India's economic growth averaged 8.5% to 9% between 2003 and 2010, up from the 5.5%-to-6% average before that.
"Between 1997 and 2004, bank gross NPA ratio moved down from 16% to 8%. Similarly, the Indian banking system's gross NPA has moved down from 12% in March 2018 to 7% now and alongside a provisioning jump, the net NPAs are down 59%," Jefferies said. "Provision costs are off drastically. While banks are still risk-averse, we believe that the stage is now set for an increase in risk appetite. Strong capability and seven-year high RoEs further support lending growth."
Although the broader capital expenditure cycle has not turned yet, it is likely to follow the housing cycle with a lag.
"The housing cycle improvement is visible. A historical analysis since 1996/97 suggests that Indian housing up-cycles and down-cycles typically last for 6-8 years," Jeffries said.

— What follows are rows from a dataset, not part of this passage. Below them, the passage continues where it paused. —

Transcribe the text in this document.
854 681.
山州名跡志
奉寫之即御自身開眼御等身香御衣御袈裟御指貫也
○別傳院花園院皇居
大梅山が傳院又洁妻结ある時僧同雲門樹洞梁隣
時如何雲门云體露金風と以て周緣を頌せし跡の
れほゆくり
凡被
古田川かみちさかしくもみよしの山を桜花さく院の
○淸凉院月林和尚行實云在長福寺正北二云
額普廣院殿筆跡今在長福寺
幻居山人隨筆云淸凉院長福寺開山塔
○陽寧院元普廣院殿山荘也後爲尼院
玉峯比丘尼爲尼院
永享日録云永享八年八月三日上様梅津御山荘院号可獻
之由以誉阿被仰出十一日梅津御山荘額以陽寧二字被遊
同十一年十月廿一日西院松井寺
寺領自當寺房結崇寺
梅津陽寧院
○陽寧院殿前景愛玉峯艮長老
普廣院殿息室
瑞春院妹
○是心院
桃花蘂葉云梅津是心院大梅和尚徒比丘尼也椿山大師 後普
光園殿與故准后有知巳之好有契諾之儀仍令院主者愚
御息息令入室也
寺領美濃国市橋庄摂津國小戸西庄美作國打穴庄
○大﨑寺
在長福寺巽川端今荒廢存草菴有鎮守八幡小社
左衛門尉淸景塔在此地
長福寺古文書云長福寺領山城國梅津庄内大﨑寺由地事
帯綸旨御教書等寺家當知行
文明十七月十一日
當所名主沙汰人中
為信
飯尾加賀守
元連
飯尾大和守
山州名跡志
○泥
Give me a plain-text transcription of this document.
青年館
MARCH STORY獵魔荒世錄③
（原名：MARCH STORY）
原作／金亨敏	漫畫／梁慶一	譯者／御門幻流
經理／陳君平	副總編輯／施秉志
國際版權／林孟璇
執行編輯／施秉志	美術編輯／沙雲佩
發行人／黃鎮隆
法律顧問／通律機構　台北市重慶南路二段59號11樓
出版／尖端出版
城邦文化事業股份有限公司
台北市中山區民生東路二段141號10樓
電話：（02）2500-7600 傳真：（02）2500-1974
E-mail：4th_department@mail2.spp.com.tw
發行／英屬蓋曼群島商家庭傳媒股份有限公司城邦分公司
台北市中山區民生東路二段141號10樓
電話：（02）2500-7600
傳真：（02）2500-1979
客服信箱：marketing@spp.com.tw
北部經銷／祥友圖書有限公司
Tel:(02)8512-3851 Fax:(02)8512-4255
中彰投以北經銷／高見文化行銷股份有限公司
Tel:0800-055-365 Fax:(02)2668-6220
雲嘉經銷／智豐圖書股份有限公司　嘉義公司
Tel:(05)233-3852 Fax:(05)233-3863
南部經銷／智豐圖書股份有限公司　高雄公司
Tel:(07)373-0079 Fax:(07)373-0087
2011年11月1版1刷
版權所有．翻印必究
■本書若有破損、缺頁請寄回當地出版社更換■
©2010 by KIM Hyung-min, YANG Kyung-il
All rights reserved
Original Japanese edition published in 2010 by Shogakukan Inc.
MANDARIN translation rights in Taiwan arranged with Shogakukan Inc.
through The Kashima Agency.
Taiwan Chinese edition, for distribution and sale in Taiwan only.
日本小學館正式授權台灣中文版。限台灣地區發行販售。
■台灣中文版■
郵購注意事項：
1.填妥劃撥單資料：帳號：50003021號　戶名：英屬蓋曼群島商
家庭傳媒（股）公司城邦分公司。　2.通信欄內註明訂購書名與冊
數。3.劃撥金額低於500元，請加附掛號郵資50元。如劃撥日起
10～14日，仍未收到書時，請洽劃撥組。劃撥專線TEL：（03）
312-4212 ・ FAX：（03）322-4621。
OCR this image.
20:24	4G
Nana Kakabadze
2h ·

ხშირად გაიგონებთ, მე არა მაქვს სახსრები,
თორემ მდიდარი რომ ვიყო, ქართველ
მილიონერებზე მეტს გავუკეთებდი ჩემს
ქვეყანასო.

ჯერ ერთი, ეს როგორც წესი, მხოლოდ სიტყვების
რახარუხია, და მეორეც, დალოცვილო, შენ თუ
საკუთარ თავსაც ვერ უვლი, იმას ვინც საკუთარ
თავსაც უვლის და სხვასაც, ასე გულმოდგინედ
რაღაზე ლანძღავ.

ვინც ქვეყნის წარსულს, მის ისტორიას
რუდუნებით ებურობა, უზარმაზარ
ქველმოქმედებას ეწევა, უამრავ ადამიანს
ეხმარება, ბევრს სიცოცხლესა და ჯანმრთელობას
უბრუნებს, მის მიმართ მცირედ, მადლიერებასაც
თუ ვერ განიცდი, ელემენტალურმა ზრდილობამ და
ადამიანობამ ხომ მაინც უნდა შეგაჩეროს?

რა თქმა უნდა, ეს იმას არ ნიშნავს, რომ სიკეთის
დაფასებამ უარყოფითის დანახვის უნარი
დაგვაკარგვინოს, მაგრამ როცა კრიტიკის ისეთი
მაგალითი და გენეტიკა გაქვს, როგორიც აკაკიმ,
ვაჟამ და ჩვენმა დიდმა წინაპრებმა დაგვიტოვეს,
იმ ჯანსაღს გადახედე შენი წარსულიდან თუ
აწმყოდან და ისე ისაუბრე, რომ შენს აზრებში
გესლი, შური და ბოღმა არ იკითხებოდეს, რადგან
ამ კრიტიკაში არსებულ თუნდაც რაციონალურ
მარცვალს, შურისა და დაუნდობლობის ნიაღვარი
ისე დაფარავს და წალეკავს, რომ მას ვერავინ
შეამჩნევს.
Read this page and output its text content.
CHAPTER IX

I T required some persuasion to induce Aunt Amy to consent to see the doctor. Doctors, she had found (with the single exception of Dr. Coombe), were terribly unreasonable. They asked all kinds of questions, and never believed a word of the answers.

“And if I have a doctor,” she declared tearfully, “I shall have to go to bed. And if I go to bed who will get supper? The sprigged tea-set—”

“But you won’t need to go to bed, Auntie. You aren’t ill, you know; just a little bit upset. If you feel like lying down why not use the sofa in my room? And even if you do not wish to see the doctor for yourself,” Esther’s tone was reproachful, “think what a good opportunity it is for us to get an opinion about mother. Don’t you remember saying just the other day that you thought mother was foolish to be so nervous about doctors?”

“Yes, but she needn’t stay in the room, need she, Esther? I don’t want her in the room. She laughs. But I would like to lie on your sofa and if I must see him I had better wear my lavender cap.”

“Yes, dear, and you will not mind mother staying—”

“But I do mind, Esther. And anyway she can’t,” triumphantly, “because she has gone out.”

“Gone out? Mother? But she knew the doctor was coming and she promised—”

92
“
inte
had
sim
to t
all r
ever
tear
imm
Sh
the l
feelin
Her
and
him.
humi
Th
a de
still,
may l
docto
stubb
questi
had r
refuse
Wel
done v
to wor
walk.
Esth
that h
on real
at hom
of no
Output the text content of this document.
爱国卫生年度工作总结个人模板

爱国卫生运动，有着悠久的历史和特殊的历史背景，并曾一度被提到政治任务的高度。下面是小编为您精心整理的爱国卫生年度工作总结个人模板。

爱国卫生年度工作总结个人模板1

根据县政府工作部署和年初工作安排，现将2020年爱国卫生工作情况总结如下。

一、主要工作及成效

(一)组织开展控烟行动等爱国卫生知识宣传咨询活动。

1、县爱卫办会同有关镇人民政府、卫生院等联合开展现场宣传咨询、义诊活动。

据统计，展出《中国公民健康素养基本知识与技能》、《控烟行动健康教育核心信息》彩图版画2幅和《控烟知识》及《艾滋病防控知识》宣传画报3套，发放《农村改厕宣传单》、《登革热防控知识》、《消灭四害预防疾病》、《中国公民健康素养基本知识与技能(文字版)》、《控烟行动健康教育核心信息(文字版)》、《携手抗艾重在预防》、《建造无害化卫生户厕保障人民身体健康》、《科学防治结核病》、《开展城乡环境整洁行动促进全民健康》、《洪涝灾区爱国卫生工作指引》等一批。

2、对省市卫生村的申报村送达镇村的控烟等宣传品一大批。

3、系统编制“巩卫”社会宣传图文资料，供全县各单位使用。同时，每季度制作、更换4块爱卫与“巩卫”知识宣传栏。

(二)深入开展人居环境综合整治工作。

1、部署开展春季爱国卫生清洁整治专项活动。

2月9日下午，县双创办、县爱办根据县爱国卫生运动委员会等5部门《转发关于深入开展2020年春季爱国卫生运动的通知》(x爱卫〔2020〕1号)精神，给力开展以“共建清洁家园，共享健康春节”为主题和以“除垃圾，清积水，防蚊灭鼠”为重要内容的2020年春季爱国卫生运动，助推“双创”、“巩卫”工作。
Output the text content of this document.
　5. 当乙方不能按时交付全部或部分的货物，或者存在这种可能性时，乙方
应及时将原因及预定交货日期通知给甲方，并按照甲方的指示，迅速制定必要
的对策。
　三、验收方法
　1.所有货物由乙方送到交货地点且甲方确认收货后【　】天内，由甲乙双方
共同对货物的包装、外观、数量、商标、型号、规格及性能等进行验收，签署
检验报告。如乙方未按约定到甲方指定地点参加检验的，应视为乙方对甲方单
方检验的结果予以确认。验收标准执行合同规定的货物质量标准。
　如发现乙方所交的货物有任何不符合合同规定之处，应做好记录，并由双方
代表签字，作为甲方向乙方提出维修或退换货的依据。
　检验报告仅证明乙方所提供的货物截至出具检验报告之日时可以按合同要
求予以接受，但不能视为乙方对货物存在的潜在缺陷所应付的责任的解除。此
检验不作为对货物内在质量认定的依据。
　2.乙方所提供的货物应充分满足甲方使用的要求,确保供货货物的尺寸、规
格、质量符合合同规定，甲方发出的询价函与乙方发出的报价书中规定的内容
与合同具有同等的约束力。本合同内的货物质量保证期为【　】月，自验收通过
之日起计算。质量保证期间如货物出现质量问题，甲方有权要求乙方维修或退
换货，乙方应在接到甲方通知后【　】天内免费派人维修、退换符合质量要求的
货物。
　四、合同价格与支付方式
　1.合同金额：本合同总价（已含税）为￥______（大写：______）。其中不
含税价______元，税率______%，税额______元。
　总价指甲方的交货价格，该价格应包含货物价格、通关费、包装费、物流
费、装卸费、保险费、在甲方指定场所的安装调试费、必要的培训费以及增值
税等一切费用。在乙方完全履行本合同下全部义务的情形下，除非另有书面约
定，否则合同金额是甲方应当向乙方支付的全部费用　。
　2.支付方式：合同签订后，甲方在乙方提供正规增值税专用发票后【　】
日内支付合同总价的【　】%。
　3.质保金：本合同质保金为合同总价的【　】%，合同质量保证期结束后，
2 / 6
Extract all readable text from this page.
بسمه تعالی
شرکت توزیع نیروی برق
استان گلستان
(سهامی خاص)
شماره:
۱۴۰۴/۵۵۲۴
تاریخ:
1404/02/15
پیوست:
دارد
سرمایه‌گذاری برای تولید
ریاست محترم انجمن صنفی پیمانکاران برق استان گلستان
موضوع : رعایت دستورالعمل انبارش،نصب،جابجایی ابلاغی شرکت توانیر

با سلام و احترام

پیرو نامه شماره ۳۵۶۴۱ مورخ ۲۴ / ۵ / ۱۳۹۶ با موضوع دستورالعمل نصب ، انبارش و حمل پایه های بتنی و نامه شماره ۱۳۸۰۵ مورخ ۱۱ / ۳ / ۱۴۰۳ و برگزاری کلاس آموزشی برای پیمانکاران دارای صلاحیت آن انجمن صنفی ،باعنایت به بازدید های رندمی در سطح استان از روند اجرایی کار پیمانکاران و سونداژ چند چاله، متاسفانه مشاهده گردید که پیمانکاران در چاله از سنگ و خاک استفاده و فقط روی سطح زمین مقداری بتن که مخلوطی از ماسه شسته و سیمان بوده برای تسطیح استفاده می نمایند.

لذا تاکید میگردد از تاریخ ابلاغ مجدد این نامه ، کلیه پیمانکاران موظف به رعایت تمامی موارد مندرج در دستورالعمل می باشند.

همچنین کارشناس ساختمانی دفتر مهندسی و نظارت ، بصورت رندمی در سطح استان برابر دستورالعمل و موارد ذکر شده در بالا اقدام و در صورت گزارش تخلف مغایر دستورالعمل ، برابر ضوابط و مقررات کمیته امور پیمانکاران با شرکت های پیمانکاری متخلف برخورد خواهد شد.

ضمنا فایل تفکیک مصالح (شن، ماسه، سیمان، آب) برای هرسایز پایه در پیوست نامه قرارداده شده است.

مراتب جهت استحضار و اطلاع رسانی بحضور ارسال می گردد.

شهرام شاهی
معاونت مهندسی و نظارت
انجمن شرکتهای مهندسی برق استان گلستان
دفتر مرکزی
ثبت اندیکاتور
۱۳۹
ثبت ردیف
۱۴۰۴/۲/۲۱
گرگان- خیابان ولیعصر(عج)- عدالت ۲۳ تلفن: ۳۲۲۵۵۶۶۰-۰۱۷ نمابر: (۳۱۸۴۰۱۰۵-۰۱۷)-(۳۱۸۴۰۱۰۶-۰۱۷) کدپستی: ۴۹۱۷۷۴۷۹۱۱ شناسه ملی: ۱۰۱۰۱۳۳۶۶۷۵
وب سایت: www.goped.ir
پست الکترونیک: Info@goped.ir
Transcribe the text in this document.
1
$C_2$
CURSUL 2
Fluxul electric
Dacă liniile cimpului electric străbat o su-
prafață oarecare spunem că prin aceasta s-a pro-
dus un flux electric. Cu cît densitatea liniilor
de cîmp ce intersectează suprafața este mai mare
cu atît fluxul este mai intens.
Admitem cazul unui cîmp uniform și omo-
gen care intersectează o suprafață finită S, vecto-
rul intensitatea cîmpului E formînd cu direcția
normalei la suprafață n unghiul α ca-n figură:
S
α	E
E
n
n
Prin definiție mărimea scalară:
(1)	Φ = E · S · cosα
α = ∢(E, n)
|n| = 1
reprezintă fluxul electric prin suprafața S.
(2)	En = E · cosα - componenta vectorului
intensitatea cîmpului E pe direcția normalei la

"The period between 2012/13 and 2020 was a prolonged down-cycle and 2021 is the first year of an upcycle, with a visible uptick in volumes and pricing. Housing construction is a large job creator and has multiple economic linkages capable of driving an economic upturn."
This along with robust expansion in corporate profitability will push up growth. Annual corporate profit growth was a poor 0.4% between FY11 and FY20, but has increased to 51% between FY20 and FY22.
Jefferies expects profit growth to increase further to 15% between FY22 and FY24, led by the financials and other cyclical sectors.
Companies have also used the slowdown in the last six years to deleverage as a result of which the debt to equity ratio for 600-plus non-financial companies has come off from 1 times to 0.7 times, creating space for the next economic upcycle.
Although interest rates are set to rise from current record lows, it is unlikely to hit the economic recovery despite a rise in yields - as it did in the 2003-2010 economic upcycle. "Corporate investment is still sluggish as capacity utilisation and risk appetite is low. Property uptick should help reduce risk averseness. Overall, the broader capex upturn should follow over the next 4-6 quarters," the US brokerage said.